18.1.18

Labirinto

Imaginemos por exemplo um palácio dentro do qual uma pessoa erra, perdida. O palácio está debaixo de água, mas o ser errante que o habita não sabe. Há muito que toda a gente o abandonou; ele dedica-se a construir um labirinto com as conchas que as marés lhe vão depositando, uma a uma (por vezes duas a duas) à porta. São conchas minúsculas mas o homem - sabemos que é um homem de meia idade, alto, magro, curvado - é persistente.

Talvez não seja persistente: talvez lhe falte simplesmente imaginação. Ou talvez seja prisioneiro da ideia de labirinto, tão prisioneiro que não se apercebe sequer de que não há labirinto nenhum.

"Ainda", diria o homem se nos ouvisse dizer isto. "Ainda não há labirinto nenhum".

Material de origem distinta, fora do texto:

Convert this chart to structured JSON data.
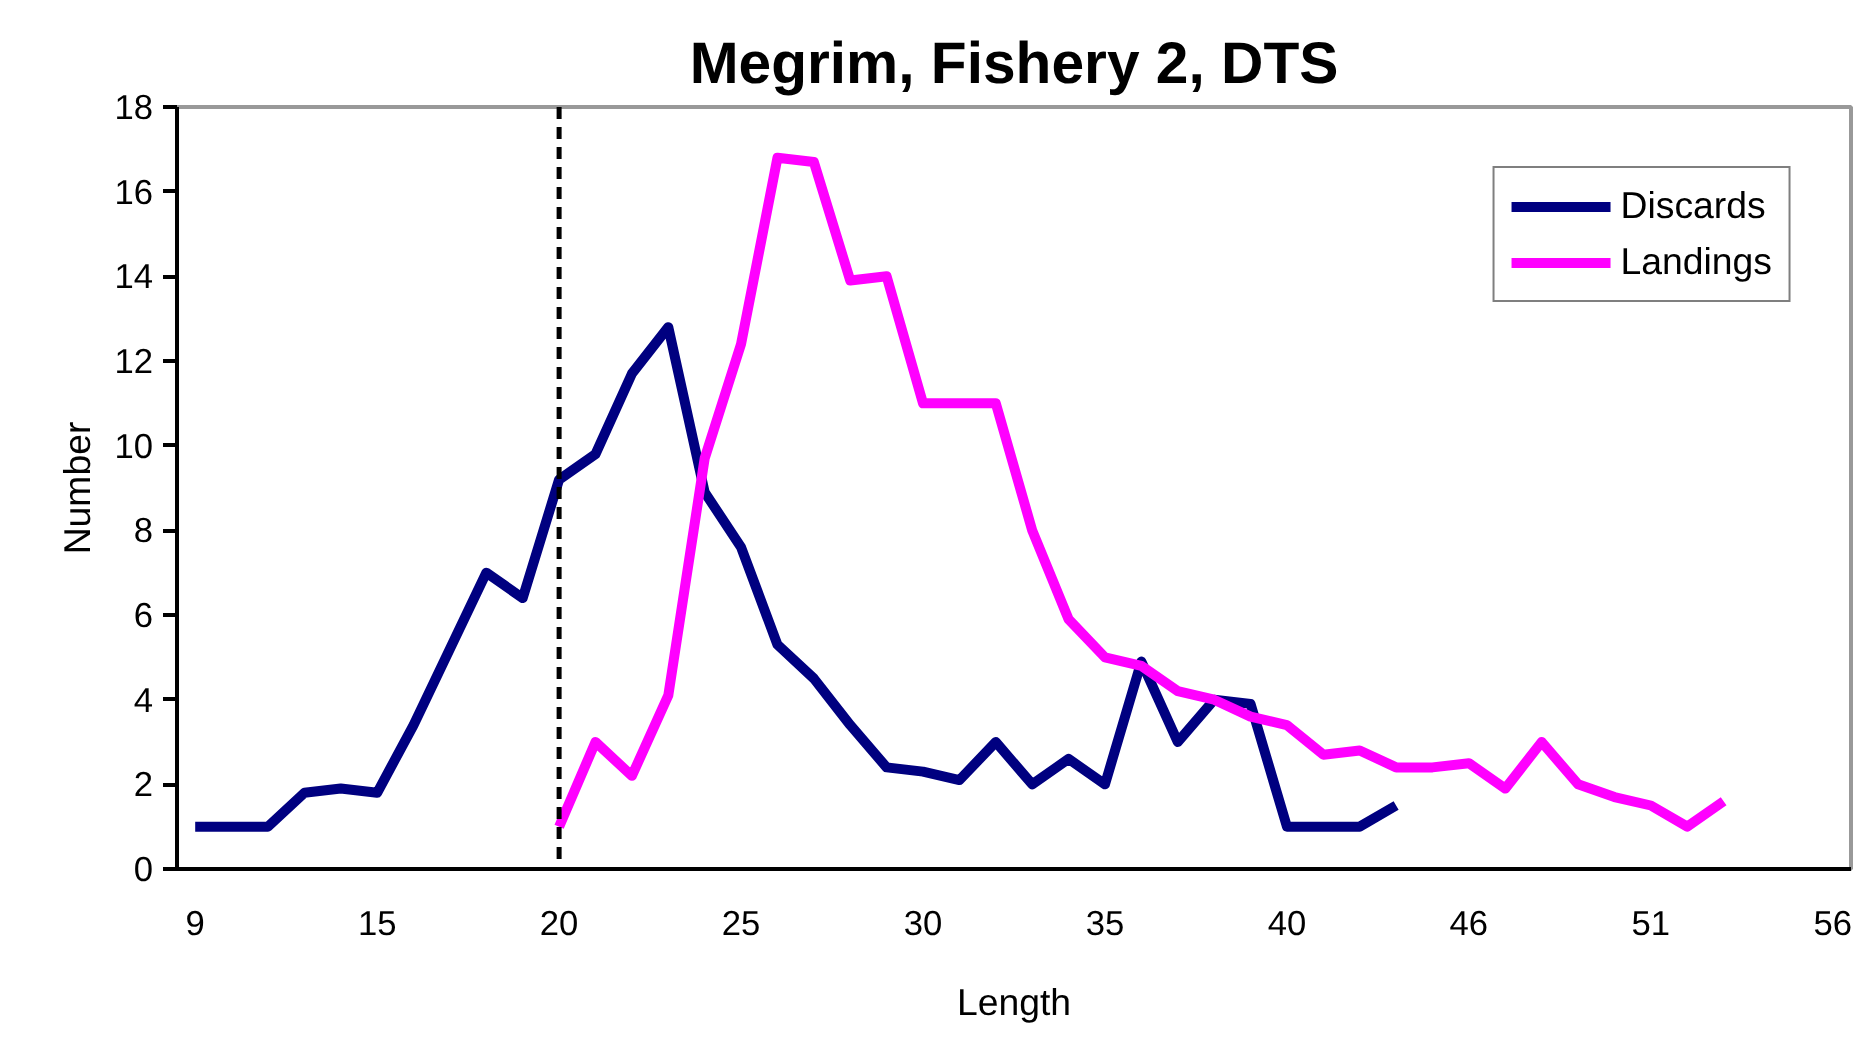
{
  "chart_data": {
    "type": "line",
    "title": "Megrim, Fishery 2, DTS",
    "xlabel": "Length",
    "ylabel": "Number",
    "categories": [
      "9",
      null,
      null,
      null,
      null,
      "15",
      null,
      null,
      null,
      null,
      "20",
      null,
      null,
      null,
      null,
      "25",
      null,
      null,
      null,
      null,
      "30",
      null,
      null,
      null,
      null,
      "35",
      null,
      null,
      null,
      null,
      "40",
      null,
      null,
      null,
      null,
      "46",
      null,
      null,
      null,
      null,
      "51",
      null,
      null,
      null,
      null,
      "56"
    ],
    "series": [
      {
        "name": "Discards",
        "color": "#000080",
        "values": [
          1.0,
          1.0,
          1.0,
          1.8,
          1.9,
          1.8,
          3.4,
          5.2,
          7.0,
          6.4,
          9.2,
          9.8,
          11.7,
          12.8,
          8.9,
          7.6,
          5.3,
          4.5,
          3.4,
          2.4,
          2.3,
          2.1,
          3.0,
          2.0,
          2.6,
          2.0,
          4.9,
          3.0,
          4.0,
          3.9,
          1.0,
          1.0,
          1.0,
          1.5,
          null,
          null,
          null,
          null,
          null,
          null,
          null,
          null,
          null,
          null,
          null,
          null
        ]
      },
      {
        "name": "Landings",
        "color": "#ff00ff",
        "values": [
          null,
          null,
          null,
          null,
          null,
          null,
          null,
          null,
          null,
          null,
          1.0,
          3.0,
          2.2,
          4.1,
          9.7,
          12.4,
          16.8,
          16.7,
          13.9,
          14.0,
          11.0,
          11.0,
          11.0,
          8.0,
          5.9,
          5.0,
          4.8,
          4.2,
          4.0,
          3.6,
          3.4,
          2.7,
          2.8,
          2.4,
          2.4,
          2.5,
          1.9,
          3.0,
          2.0,
          1.7,
          1.5,
          1.0,
          1.6,
          null,
          null,
          null
        ]
      }
    ],
    "ylim": [
      0,
      18
    ],
    "yticks": [
      0,
      2,
      4,
      6,
      8,
      10,
      12,
      14,
      16,
      18
    ],
    "ref_lines": [
      {
        "axis": "x",
        "value": "20",
        "color": "#000000",
        "line_style": "dashed"
      }
    ],
    "grid": false,
    "legend": "top right",
    "marker": "none",
    "line_style": "solid"
  }
}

O homem está preso dentro de um palácio, debaixo de água, num labirinto inexistente (por enquanto). Constrói-o sozinho, uma concha por dia, às vezes duas. Aprecia a solidão: em tempos teve uma família, amigos, uma mulher, colegas de trabalho; foi-se despindo deles, tirando-os como se fossem peças de roupa desadequadas à estação. Em tempos lera um livro sobre dois irmãos que se encerraram num palácio num labirinto de jornais e morreram, muito devagar, cada um do seu lado da casa.

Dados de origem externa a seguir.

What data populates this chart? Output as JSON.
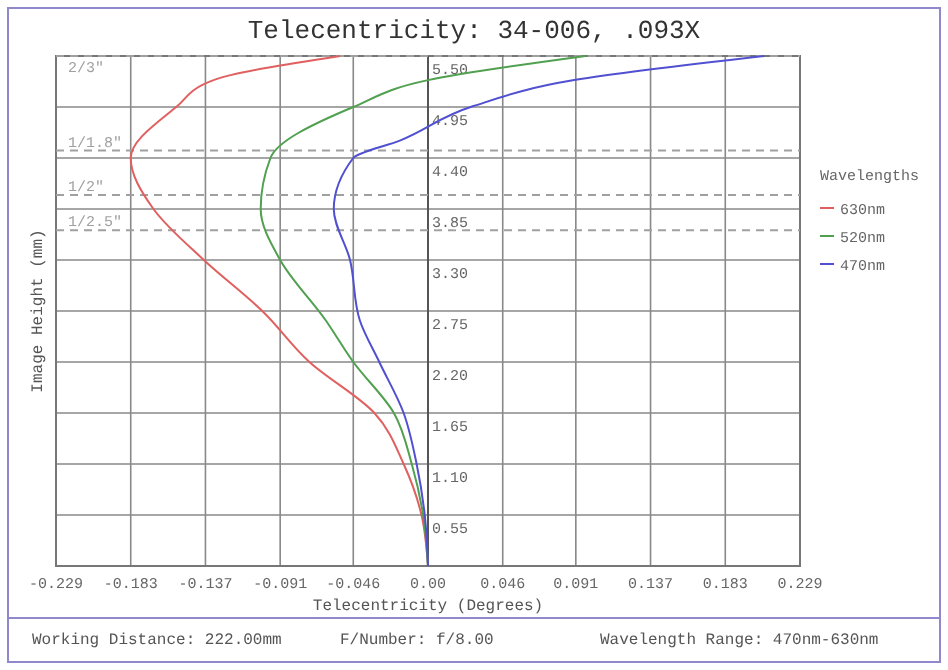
{
  "chart_data": {
    "type": "line",
    "title": "Telecentricity: 34-006, .093X",
    "xlabel": "Telecentricity (Degrees)",
    "ylabel": "Image Height (mm)",
    "legend_title": "Wavelengths",
    "legend": "right",
    "grid": true,
    "marker": "none",
    "line_style": "solid",
    "xlim": [
      -0.229,
      0.229
    ],
    "xticks": [
      -0.229,
      -0.183,
      -0.137,
      -0.091,
      -0.046,
      {
        "value": 0,
        "label": "0.00"
      },
      0.046,
      0.091,
      0.137,
      0.183,
      0.229
    ],
    "ylim": [
      0,
      5.5
    ],
    "yticks": [
      {
        "value": 0.55,
        "label": "0.55"
      },
      {
        "value": 1.1,
        "label": "1.10"
      },
      {
        "value": 1.65,
        "label": "1.65"
      },
      {
        "value": 2.2,
        "label": "2.20"
      },
      {
        "value": 2.75,
        "label": "2.75"
      },
      {
        "value": 3.3,
        "label": "3.30"
      },
      {
        "value": 3.85,
        "label": "3.85"
      },
      {
        "value": 4.4,
        "label": "4.40"
      },
      {
        "value": 4.95,
        "label": "4.95"
      },
      {
        "value": 5.5,
        "label": "5.50"
      }
    ],
    "series": [
      {
        "name": "630nm",
        "color": "#e06060",
        "x": [
          0,
          -0.004,
          -0.015,
          -0.033,
          -0.073,
          -0.102,
          -0.138,
          -0.169,
          -0.183,
          -0.155,
          -0.132,
          -0.054
        ],
        "values": [
          0,
          0.55,
          1.1,
          1.65,
          2.2,
          2.75,
          3.3,
          3.85,
          4.4,
          4.95,
          5.24,
          5.5
        ]
      },
      {
        "name": "520nm",
        "color": "#50a050",
        "x": [
          0,
          -0.003,
          -0.01,
          -0.021,
          -0.046,
          -0.063,
          -0.091,
          -0.103,
          -0.097,
          -0.046,
          0,
          0.097
        ],
        "values": [
          0,
          0.55,
          1.1,
          1.65,
          2.2,
          2.65,
          3.3,
          3.85,
          4.4,
          4.95,
          5.24,
          5.5
        ]
      },
      {
        "name": "470nm",
        "color": "#5050d0",
        "x": [
          0,
          -0.002,
          -0.007,
          -0.015,
          -0.03,
          -0.042,
          -0.048,
          -0.058,
          -0.046,
          -0.017,
          0.028,
          0.09,
          0.207
        ],
        "values": [
          0,
          0.55,
          1.1,
          1.65,
          2.2,
          2.65,
          3.3,
          3.85,
          4.4,
          4.59,
          4.96,
          5.24,
          5.5
        ]
      }
    ],
    "ref_lines": [
      {
        "axis": "y",
        "value": 5.5,
        "color": "#a0a0a0",
        "line_style": "dashed"
      },
      {
        "axis": "y",
        "value": 4.48,
        "color": "#a0a0a0",
        "line_style": "dashed"
      },
      {
        "axis": "y",
        "value": 4.0,
        "color": "#a0a0a0",
        "line_style": "dashed"
      },
      {
        "axis": "y",
        "value": 3.62,
        "color": "#a0a0a0",
        "line_style": "dashed"
      }
    ],
    "annotations": [
      "Working Distance: 222.00mm",
      "F/Number: f/8.00",
      "Wavelength Range: 470nm-630nm",
      {
        "text": "2/3\"",
        "y": 5.5
      },
      {
        "text": "1/1.8\"",
        "y": 4.48
      },
      {
        "text": "1/2\"",
        "y": 4.0
      },
      {
        "text": "1/2.5\"",
        "y": 3.62
      }
    ]
  }
}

Lembra-se vagamente de ter tido, ele também, um irmão. Agora não tem e o labirinto é de conchas e não de jornais, conchas redondas, estriadas, feitas para se encaixarem umas nas outras sem se queixarem, sem caírem ou escorregarem, feitas para durar e não deixar passar nem um fio de luz nem uma gota de água e assim fazer do labirinto uma tomba seca e escura ocupada somente por ele, ele e a sua persistência, ele e a sua falta de imaginação, um labirinto eterno no qual nunca ninguém o descobriria mesmo que alguém o viesse um dia a procurar, hipótese essa demasiado remota para que a considere sequer uma hipótese, não passa de um grupo de palavras alinhavadas e sem qualquer contacto com a realidade, essa realidade de que o homem sempre fugiu e na qual quer agora morrer só, seco, é tudo o que quer e para isso constrói, peça a peça, um labirinto debaixo de água dentro do palácio onde um dia por acaso entrou, não sabe se sozinho se acompanhado por um dos seus amigos ou se calhar pela sua mulher ou o seu irmão.

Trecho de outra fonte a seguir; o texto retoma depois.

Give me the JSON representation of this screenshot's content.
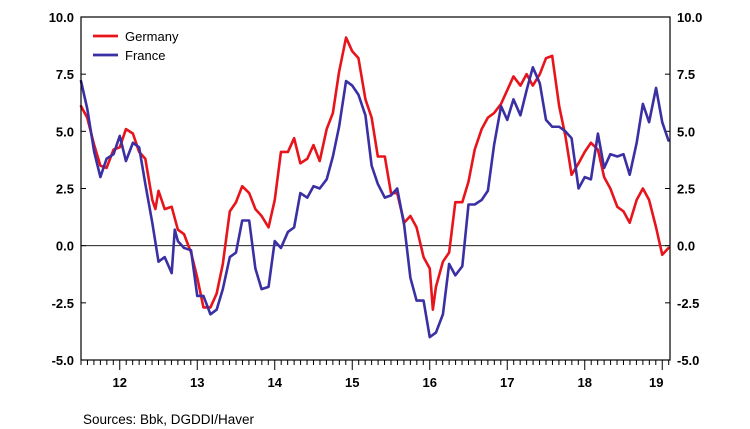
{
  "source_note": "Sources:  Bbk, DGDDI/Haver",
  "colors": {
    "germany": "#e8141b",
    "france": "#3a2fa3",
    "zero_line": "#000000",
    "frame": "#000000"
  },
  "chart_data": {
    "type": "line",
    "title": "",
    "xlabel": "",
    "ylabel": "",
    "x_start": 2011.5,
    "x_end": 2019.1,
    "ylim": [
      -5.0,
      10.0
    ],
    "y_ticks": [
      "10.0",
      "7.5",
      "5.0",
      "2.5",
      "0.0",
      "-2.5",
      "-5.0"
    ],
    "y_tick_values": [
      10.0,
      7.5,
      5.0,
      2.5,
      0.0,
      -2.5,
      -5.0
    ],
    "x_tick_labels": [
      "12",
      "13",
      "14",
      "15",
      "16",
      "17",
      "18",
      "19"
    ],
    "x_tick_values": [
      2012.0,
      2013.0,
      2014.0,
      2015.0,
      2016.0,
      2017.0,
      2018.0,
      2019.0
    ],
    "legend_position": "top-left",
    "grid": false,
    "zero_line": true,
    "series": [
      {
        "name": "Germany",
        "color": "#e8141b",
        "points": [
          [
            2011.5,
            6.1
          ],
          [
            2011.58,
            5.6
          ],
          [
            2011.67,
            4.4
          ],
          [
            2011.75,
            3.5
          ],
          [
            2011.83,
            3.4
          ],
          [
            2011.92,
            4.2
          ],
          [
            2012.0,
            4.3
          ],
          [
            2012.08,
            5.1
          ],
          [
            2012.17,
            4.9
          ],
          [
            2012.25,
            4.1
          ],
          [
            2012.33,
            3.8
          ],
          [
            2012.42,
            2.0
          ],
          [
            2012.46,
            1.6
          ],
          [
            2012.5,
            2.4
          ],
          [
            2012.58,
            1.6
          ],
          [
            2012.67,
            1.7
          ],
          [
            2012.75,
            0.7
          ],
          [
            2012.83,
            0.5
          ],
          [
            2012.92,
            -0.3
          ],
          [
            2013.0,
            -1.4
          ],
          [
            2013.08,
            -2.7
          ],
          [
            2013.17,
            -2.7
          ],
          [
            2013.25,
            -2.1
          ],
          [
            2013.33,
            -0.8
          ],
          [
            2013.42,
            1.5
          ],
          [
            2013.5,
            1.9
          ],
          [
            2013.58,
            2.6
          ],
          [
            2013.67,
            2.3
          ],
          [
            2013.75,
            1.6
          ],
          [
            2013.83,
            1.3
          ],
          [
            2013.92,
            0.8
          ],
          [
            2014.0,
            2.0
          ],
          [
            2014.08,
            4.1
          ],
          [
            2014.17,
            4.1
          ],
          [
            2014.25,
            4.7
          ],
          [
            2014.33,
            3.6
          ],
          [
            2014.42,
            3.8
          ],
          [
            2014.5,
            4.4
          ],
          [
            2014.58,
            3.7
          ],
          [
            2014.67,
            5.1
          ],
          [
            2014.75,
            5.8
          ],
          [
            2014.83,
            7.6
          ],
          [
            2014.92,
            9.1
          ],
          [
            2015.0,
            8.5
          ],
          [
            2015.08,
            8.2
          ],
          [
            2015.17,
            6.4
          ],
          [
            2015.25,
            5.6
          ],
          [
            2015.33,
            3.9
          ],
          [
            2015.42,
            3.9
          ],
          [
            2015.5,
            2.3
          ],
          [
            2015.58,
            2.3
          ],
          [
            2015.67,
            1.0
          ],
          [
            2015.75,
            1.3
          ],
          [
            2015.83,
            0.8
          ],
          [
            2015.92,
            -0.5
          ],
          [
            2016.0,
            -1.0
          ],
          [
            2016.04,
            -2.8
          ],
          [
            2016.08,
            -1.8
          ],
          [
            2016.17,
            -0.7
          ],
          [
            2016.25,
            -0.3
          ],
          [
            2016.33,
            1.9
          ],
          [
            2016.42,
            1.9
          ],
          [
            2016.5,
            2.8
          ],
          [
            2016.58,
            4.2
          ],
          [
            2016.67,
            5.1
          ],
          [
            2016.75,
            5.6
          ],
          [
            2016.83,
            5.8
          ],
          [
            2016.92,
            6.2
          ],
          [
            2017.0,
            6.8
          ],
          [
            2017.08,
            7.4
          ],
          [
            2017.17,
            7.0
          ],
          [
            2017.25,
            7.5
          ],
          [
            2017.33,
            7.0
          ],
          [
            2017.42,
            7.5
          ],
          [
            2017.5,
            8.2
          ],
          [
            2017.58,
            8.3
          ],
          [
            2017.67,
            6.1
          ],
          [
            2017.75,
            4.8
          ],
          [
            2017.83,
            3.1
          ],
          [
            2017.92,
            3.6
          ],
          [
            2018.0,
            4.1
          ],
          [
            2018.08,
            4.5
          ],
          [
            2018.17,
            4.2
          ],
          [
            2018.25,
            3.0
          ],
          [
            2018.33,
            2.5
          ],
          [
            2018.42,
            1.7
          ],
          [
            2018.5,
            1.5
          ],
          [
            2018.58,
            1.0
          ],
          [
            2018.67,
            2.0
          ],
          [
            2018.75,
            2.5
          ],
          [
            2018.83,
            2.0
          ],
          [
            2018.92,
            0.8
          ],
          [
            2019.0,
            -0.4
          ],
          [
            2019.08,
            -0.1
          ]
        ]
      },
      {
        "name": "France",
        "color": "#3a2fa3",
        "points": [
          [
            2011.5,
            7.2
          ],
          [
            2011.58,
            6.0
          ],
          [
            2011.67,
            4.1
          ],
          [
            2011.75,
            3.0
          ],
          [
            2011.83,
            3.8
          ],
          [
            2011.92,
            4.0
          ],
          [
            2012.0,
            4.8
          ],
          [
            2012.08,
            3.7
          ],
          [
            2012.17,
            4.5
          ],
          [
            2012.25,
            4.3
          ],
          [
            2012.33,
            2.7
          ],
          [
            2012.42,
            1.0
          ],
          [
            2012.5,
            -0.7
          ],
          [
            2012.58,
            -0.5
          ],
          [
            2012.67,
            -1.2
          ],
          [
            2012.71,
            0.7
          ],
          [
            2012.75,
            0.2
          ],
          [
            2012.83,
            -0.1
          ],
          [
            2012.92,
            -0.2
          ],
          [
            2013.0,
            -2.2
          ],
          [
            2013.08,
            -2.2
          ],
          [
            2013.17,
            -3.0
          ],
          [
            2013.25,
            -2.8
          ],
          [
            2013.33,
            -1.9
          ],
          [
            2013.42,
            -0.5
          ],
          [
            2013.5,
            -0.3
          ],
          [
            2013.58,
            1.1
          ],
          [
            2013.67,
            1.1
          ],
          [
            2013.75,
            -1.0
          ],
          [
            2013.83,
            -1.9
          ],
          [
            2013.92,
            -1.8
          ],
          [
            2014.0,
            0.2
          ],
          [
            2014.08,
            -0.1
          ],
          [
            2014.17,
            0.6
          ],
          [
            2014.25,
            0.8
          ],
          [
            2014.33,
            2.3
          ],
          [
            2014.42,
            2.1
          ],
          [
            2014.5,
            2.6
          ],
          [
            2014.58,
            2.5
          ],
          [
            2014.67,
            2.9
          ],
          [
            2014.75,
            3.9
          ],
          [
            2014.83,
            5.2
          ],
          [
            2014.92,
            7.2
          ],
          [
            2015.0,
            7.0
          ],
          [
            2015.08,
            6.6
          ],
          [
            2015.17,
            5.7
          ],
          [
            2015.25,
            3.5
          ],
          [
            2015.33,
            2.7
          ],
          [
            2015.42,
            2.1
          ],
          [
            2015.5,
            2.2
          ],
          [
            2015.58,
            2.5
          ],
          [
            2015.67,
            0.9
          ],
          [
            2015.75,
            -1.4
          ],
          [
            2015.83,
            -2.4
          ],
          [
            2015.92,
            -2.4
          ],
          [
            2016.0,
            -4.0
          ],
          [
            2016.08,
            -3.8
          ],
          [
            2016.17,
            -3.0
          ],
          [
            2016.25,
            -0.8
          ],
          [
            2016.33,
            -1.3
          ],
          [
            2016.42,
            -0.9
          ],
          [
            2016.5,
            1.8
          ],
          [
            2016.58,
            1.8
          ],
          [
            2016.67,
            2.0
          ],
          [
            2016.75,
            2.4
          ],
          [
            2016.83,
            4.4
          ],
          [
            2016.92,
            6.1
          ],
          [
            2017.0,
            5.5
          ],
          [
            2017.08,
            6.4
          ],
          [
            2017.17,
            5.7
          ],
          [
            2017.25,
            6.8
          ],
          [
            2017.33,
            7.8
          ],
          [
            2017.42,
            7.1
          ],
          [
            2017.5,
            5.5
          ],
          [
            2017.58,
            5.2
          ],
          [
            2017.67,
            5.2
          ],
          [
            2017.75,
            5.0
          ],
          [
            2017.83,
            4.7
          ],
          [
            2017.92,
            2.5
          ],
          [
            2018.0,
            3.0
          ],
          [
            2018.08,
            2.9
          ],
          [
            2018.17,
            4.9
          ],
          [
            2018.25,
            3.4
          ],
          [
            2018.33,
            4.0
          ],
          [
            2018.42,
            3.9
          ],
          [
            2018.5,
            4.0
          ],
          [
            2018.58,
            3.1
          ],
          [
            2018.67,
            4.5
          ],
          [
            2018.75,
            6.2
          ],
          [
            2018.83,
            5.4
          ],
          [
            2018.92,
            6.9
          ],
          [
            2019.0,
            5.4
          ],
          [
            2019.08,
            4.6
          ]
        ]
      }
    ]
  }
}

Não sabe: foi há muito tempo e o tempo é um ácido, corrói tudo, até os ossos, a amizade, a família, a retórica, a esperança (passe o pleonasmo: a esperança é apenas uma das variantes da retórica, a mais infantil e inútil, de resto), a memória, a vida, se é que alguma vez esteve vivo.

O homem não sabe nem quer saber. Vive para o seu labirinto e secretamente para esquecer a razão pela qual o constrói.